New services and systems of mental health crisis care: what works for whom and how?

 

Demand on mental health services has increased at a time when both inpatient and community mental health services are facing financial constraint, with many people accessing care at a time when they are experiencing an acute mental health crisis. The 2014 Crisis Care Concordat tasked service providers to improve access to appropriate care before and during mental health crisis, to improve the quality of crisis care, and to prevent future crisis by ensuring people are referred to appropriate community services. A number of new service models have emerged as a result, with the menu of crisis services on offer and the nature of the crisis care pathway differing considerably from one locality to the next.

The evidence-base for many of these new models of care is limited while system-level evaluations of the impact of changes to care pathways are lacking. It is not clear who has benefited from changes in crisis care provision, or whether persistent health inequalities have been ameliorated or perpetuated. This session will seek to address these issues. We will begin with a presentation at the system level, exploring service mix and care pathways, and then provide an in-depth focus on an innovative emerging response to the challenge; the Psychiatric Decision Unit.

A realist synthesis to explain how, for whom and in what circumstances different community mental health crisis services work (MH-CREST)

Dr Nicola Clibbens, University of Leeds

A reduction in psychiatric hospital beds alongside variation in service thresholds for crisis care has resulted in a variety of postcode-dependent service designs that can be difficult for people to access and navigate, meaning urgent needs are not always met. This study is carrying out a realist evidence synthesis with the collection and analysis of primary (stakeholder engagement) and secondary (realist synthesis) data. Using stakeholder expertise, evidence from research and current practice we will develop and test programme theories to identify mechanisms to explain how, for whom and in what circumstances community crisis services for adults work to resolve crises. By taking a theory-driven approach, our findings will be sensitive to context across diverse service designs and providers. This research will inform ongoing development and evaluation of existing mental health crisis services as well as future intervention development.

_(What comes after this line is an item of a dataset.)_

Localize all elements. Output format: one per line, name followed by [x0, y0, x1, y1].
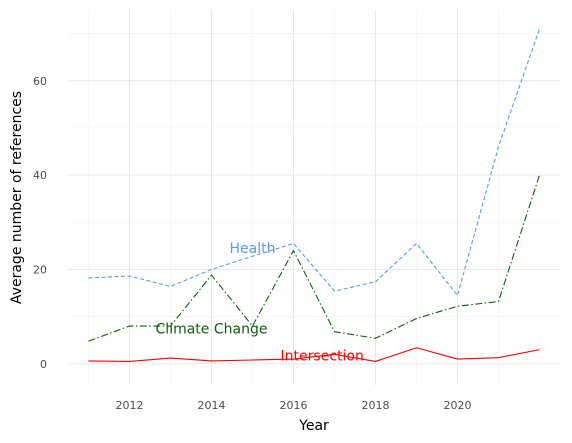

Psychiatric Decision Units - Mapping and Systematic Review

Jo Lomani, Dr Katie Anderson, St George’s, University of London

Psychiatric Decision Units (PDUs) have emerged as an approach to providing more appropriate assessment and care during a time of acute crisis, reducing unhelpful visits to Emergency Departments (ED) and unnecessary inpatient psychiatric admissions, providing a more therapeutic response to crisis and signposting people to community-based resources. We mapped the prevalence and operational structure of PDUs in England, receiving responses from 50 out of 53 mental health NHS trusts in England. Sixteen percent of mental health trusts had or were soon to open a PDU, the maximum unit length of stay was 48 hours, almost all units were co-located with a Place of Safety and they had a range of staffing patterns. We undertook the first systematic review of the PDU literature. International counterparts are often known as Psychiatric Emergency Services and have become increasingly critical to the delivery of mental health crisis care, particularly in the US. We evaluated the impact of PDUs on the frequency and length of inpatient admissions, and presentations and wait at EDs.

 

Psychiatric Decision Units – Pilot Interrupted Time Series Evaluation

Dr Jared Smith, St George’s, University of London

We piloted an interrupted time series (ITS) approach to assess the impact of introducing a PDU in a single Mental Health Trust site with a view to informing a large multisite ITS study. Routinely collected service data for a single Mental Health Trust were collected in the periods 24 months pre- and 24 months post-PDU implementation. Outcomes focussed on changes in the number and pattern of informal admissions to mental health Trust acute wards and psychiatric presentations in ED, including for those people with high service use. Changes in outcomes were explored using segmented time series regression models, allowing for serial correlation and underlying trends independent of the intervention, according to time aggregation units (weekly, monthly) that provided proportionately better model fits.

 

Add your voice to the conversation

There's currently a big MISTAKE the NHS , and Worldwide Health Association are making, which is worsening everyone's Mental Health. To see what this is please have a careful look at the petition, and 'Emotion' Section of website index www.poetryemotion.org.uk I've had over 150 Worldwide Health Journalists request to publish this, with them all showing BIG AGREEMENT!

I'm really looking forward to this session as I feel it's possibly the most important topic of all both during and after the pandemic that's hauled the whole Globe to a stand still. I feel particularly Education and Children & Young People will be essential in terms of the way forward and what services/support can be put in place to try to help them through the lack of traditional education and social isolation at a crucial point in their lives.

First and last presentations really highlight the importance of understanding services within the context i.e. in a pathway of care, or in relation to the outcomes they aim to achieve. It also raises questions about the extent to which service development should be driven by service/system outcomes (e.g. reducing A&E presentation) or the outcomes for people. We must also be careful to not conflate the two, admission to hospital might not be great, but a service which keeps people out of hospital doesn't necessarily equate with meeting people's needs.